Months ago, we were making plans for the fall of 2020 here at St. Philip the Deacon. Those plans included, among other things, communicating news about the mission emphasis of our next three-year Capital Appeal—namely, a focus on mental health and wellness.
Our sense was that, as a culture, we have a lot of work to do regarding mental health—improving access to resources for people who need mental health support, strengthening community organizations that are focusing on mental health issues, and also building up our own capacity as a congregation to deepen and expand our ability to respond to mental health needs.
This issue of Inspire—focused on Healing—was originally intended in part to support that strategic emphasis on mental health.
And then, of course, 2020 happened.
In the face of a global pandemic and profound cultural challenges around issues of race, we came to realize that Healing still made sense as a theme for this issue, but for different reasons than originally planned. Rather than serve as a framework for the mental health emphasis of our upcoming capital appeal, we recognized that a focus on healing—on wholeness, on being made well—was important for all of us during this disruptive, challenging and difficult year.

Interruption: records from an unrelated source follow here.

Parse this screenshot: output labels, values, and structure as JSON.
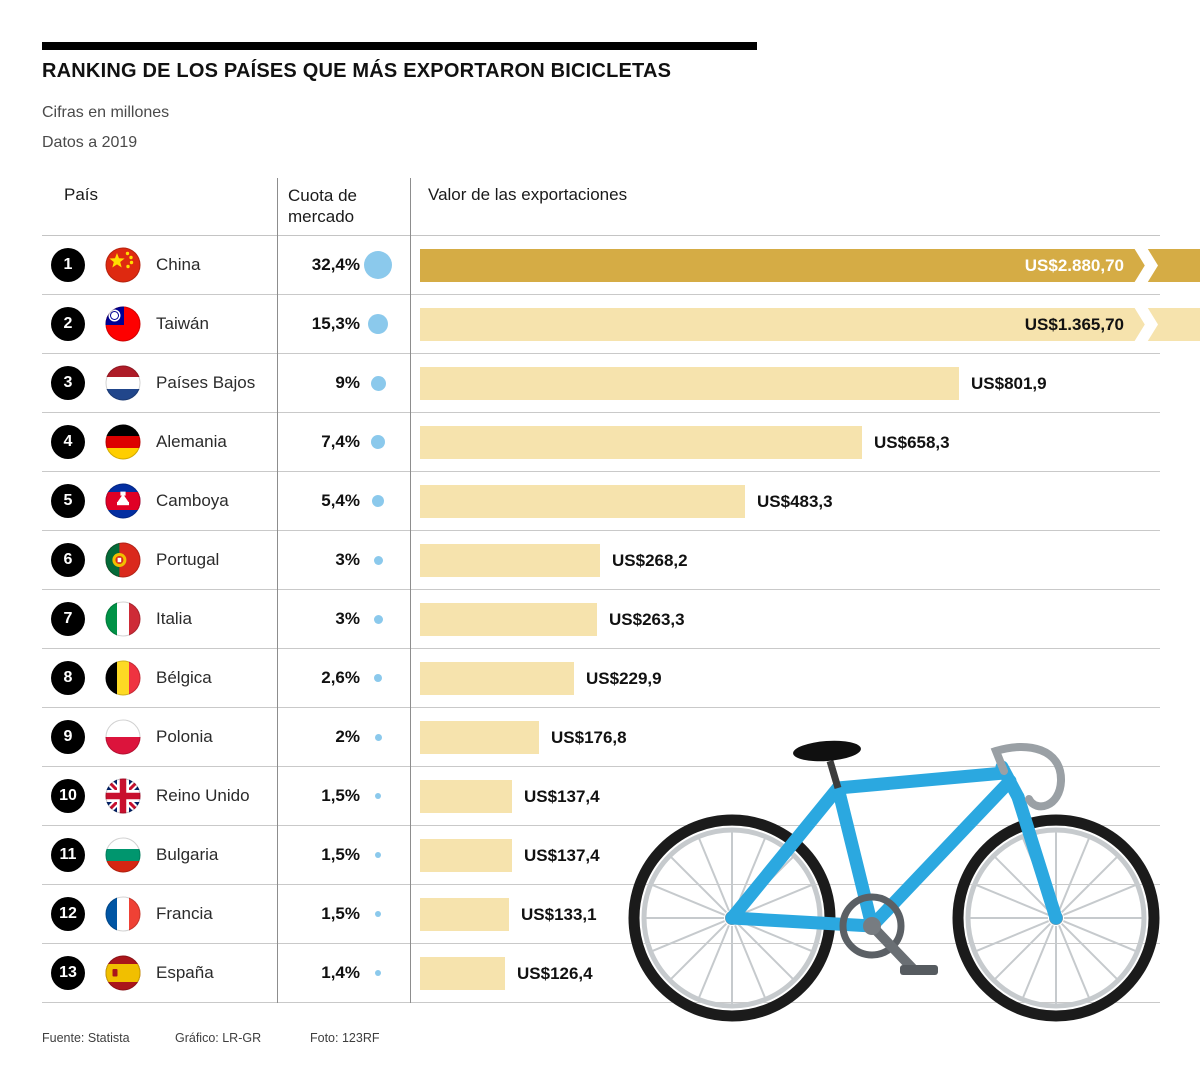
{
  "header": {
    "title": "RANKING DE LOS PAÍSES QUE MÁS EXPORTARON BICICLETAS",
    "subtitle_units": "Cifras en millones",
    "subtitle_year": "Datos a 2019"
  },
  "table": {
    "col_country": "País",
    "col_share": "Cuota de mercado",
    "col_value": "Valor de las exportaciones",
    "rows": [
      {
        "rank": "1",
        "country": "China",
        "flag": "flag-china",
        "share_label": "32,4%",
        "share_pct": 32.4,
        "value": 2880.7,
        "value_label": "US$2.880,70",
        "style": "dark",
        "overflow": true
      },
      {
        "rank": "2",
        "country": "Taiwán",
        "flag": "flag-taiwan",
        "share_label": "15,3%",
        "share_pct": 15.3,
        "value": 1365.7,
        "value_label": "US$1.365,70",
        "style": "light",
        "overflow": true
      },
      {
        "rank": "3",
        "country": "Países Bajos",
        "flag": "flag-netherlands",
        "share_label": "9%",
        "share_pct": 9,
        "value": 801.9,
        "value_label": "US$801,9",
        "style": "light",
        "overflow": false
      },
      {
        "rank": "4",
        "country": "Alemania",
        "flag": "flag-germany",
        "share_label": "7,4%",
        "share_pct": 7.4,
        "value": 658.3,
        "value_label": "US$658,3",
        "style": "light",
        "overflow": false
      },
      {
        "rank": "5",
        "country": "Camboya",
        "flag": "flag-cambodia",
        "share_label": "5,4%",
        "share_pct": 5.4,
        "value": 483.3,
        "value_label": "US$483,3",
        "style": "light",
        "overflow": false
      },
      {
        "rank": "6",
        "country": "Portugal",
        "flag": "flag-portugal",
        "share_label": "3%",
        "share_pct": 3,
        "value": 268.2,
        "value_label": "US$268,2",
        "style": "light",
        "overflow": false
      },
      {
        "rank": "7",
        "country": "Italia",
        "flag": "flag-italy",
        "share_label": "3%",
        "share_pct": 3,
        "value": 263.3,
        "value_label": "US$263,3",
        "style": "light",
        "overflow": false
      },
      {
        "rank": "8",
        "country": "Bélgica",
        "flag": "flag-belgium",
        "share_label": "2,6%",
        "share_pct": 2.6,
        "value": 229.9,
        "value_label": "US$229,9",
        "style": "light",
        "overflow": false
      },
      {
        "rank": "9",
        "country": "Polonia",
        "flag": "flag-poland",
        "share_label": "2%",
        "share_pct": 2,
        "value": 176.8,
        "value_label": "US$176,8",
        "style": "light",
        "overflow": false
      },
      {
        "rank": "10",
        "country": "Reino Unido",
        "flag": "flag-uk",
        "share_label": "1,5%",
        "share_pct": 1.5,
        "value": 137.4,
        "value_label": "US$137,4",
        "style": "light",
        "overflow": false
      },
      {
        "rank": "11",
        "country": "Bulgaria",
        "flag": "flag-bulgaria",
        "share_label": "1,5%",
        "share_pct": 1.5,
        "value": 137.4,
        "value_label": "US$137,4",
        "style": "light",
        "overflow": false
      },
      {
        "rank": "12",
        "country": "Francia",
        "flag": "flag-france",
        "share_label": "1,5%",
        "share_pct": 1.5,
        "value": 133.1,
        "value_label": "US$133,1",
        "style": "light",
        "overflow": false
      },
      {
        "rank": "13",
        "country": "España",
        "flag": "flag-spain",
        "share_label": "1,4%",
        "share_pct": 1.4,
        "value": 126.4,
        "value_label": "US$126,4",
        "style": "light",
        "overflow": false
      }
    ]
  },
  "footer": {
    "source": "Fuente: Statista",
    "credit": "Gráfico: LR-GR",
    "photo": "Foto: 123RF"
  },
  "colors": {
    "bar_light": "#F6E3AD",
    "bar_dark": "#D5AC45",
    "dot_blue": "#8BC9EC",
    "rank_bg": "#000000",
    "frame_blue": "#2BA8E0"
  },
  "chart_data": {
    "type": "bar",
    "title": "RANKING DE LOS PAÍSES QUE MÁS EXPORTARON BICICLETAS",
    "subtitle": "Cifras en millones — Datos a 2019",
    "unit": "US$ millones",
    "year": "2019",
    "orientation": "horizontal",
    "categories": [
      "China",
      "Taiwán",
      "Países Bajos",
      "Alemania",
      "Camboya",
      "Portugal",
      "Italia",
      "Bélgica",
      "Polonia",
      "Reino Unido",
      "Bulgaria",
      "Francia",
      "España"
    ],
    "series": [
      {
        "name": "Valor de las exportaciones (US$ millones)",
        "values": [
          2880.7,
          1365.7,
          801.9,
          658.3,
          483.3,
          268.2,
          263.3,
          229.9,
          176.8,
          137.4,
          137.4,
          133.1,
          126.4
        ]
      },
      {
        "name": "Cuota de mercado (%)",
        "values": [
          32.4,
          15.3,
          9,
          7.4,
          5.4,
          3,
          3,
          2.6,
          2,
          1.5,
          1.5,
          1.5,
          1.4
        ]
      }
    ],
    "value_labels": [
      "US$2.880,70",
      "US$1.365,70",
      "US$801,9",
      "US$658,3",
      "US$483,3",
      "US$268,2",
      "US$263,3",
      "US$229,9",
      "US$176,8",
      "US$137,4",
      "US$137,4",
      "US$133,1",
      "US$126,4"
    ],
    "share_labels": [
      "32,4%",
      "15,3%",
      "9%",
      "7,4%",
      "5,4%",
      "3%",
      "3%",
      "2,6%",
      "2%",
      "1,5%",
      "1,5%",
      "1,5%",
      "1,4%"
    ],
    "legend_position": "none",
    "grid": false,
    "notes": "Las barras de China y Taiwán aparecen truncadas con un corte en zigzag"
  }
}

In the fifth chapter of John, Jesus sees a man who has been suffering from an undisclosed condition. Jesus asks him: “Do you want to be healed?” Initially, that may seem like a strange question—of course, we think, the man would want to be healed. But maybe the question isn’t so difficult to understand when we look at another detail in the narrative. We’re told that the man has been suffering with this condition for 38 years. So, for nearly four decades this man’s patterns of behavior and ways of approaching the world had all become deeply connected to his medical condition. Those patterns had become familiar. Comfortable. If he allowed Jesus to heal him, those patterns—his very identity—would be disrupted and changed.
And change, as we all know, is hard.
But change, as it happens, is also necessary for growth.
We never hear from this man again after this encounter in John, but I’d like to believe that, once he was healed, he was not only made well physically, but that he was made whole in other ways, as well. I’d like to believe that when the physical pain and suffering he experienced for 38 years was taken away, he experienced the radical change offered him by Jesus not as the burden of something different, but as the blessing of a different kind of future.
2020 isn’t over yet, and—no doubt—we’ll be healing from its effects for a while to come. And that’s ok. The church has always been a place of healing—of being made well. As we look ahead to the future—a future that may look a bit different than the past as a result of this disruptive year—I pray that, with this man, we can accept Jesus’ invitation not only to be healed, but to be changed.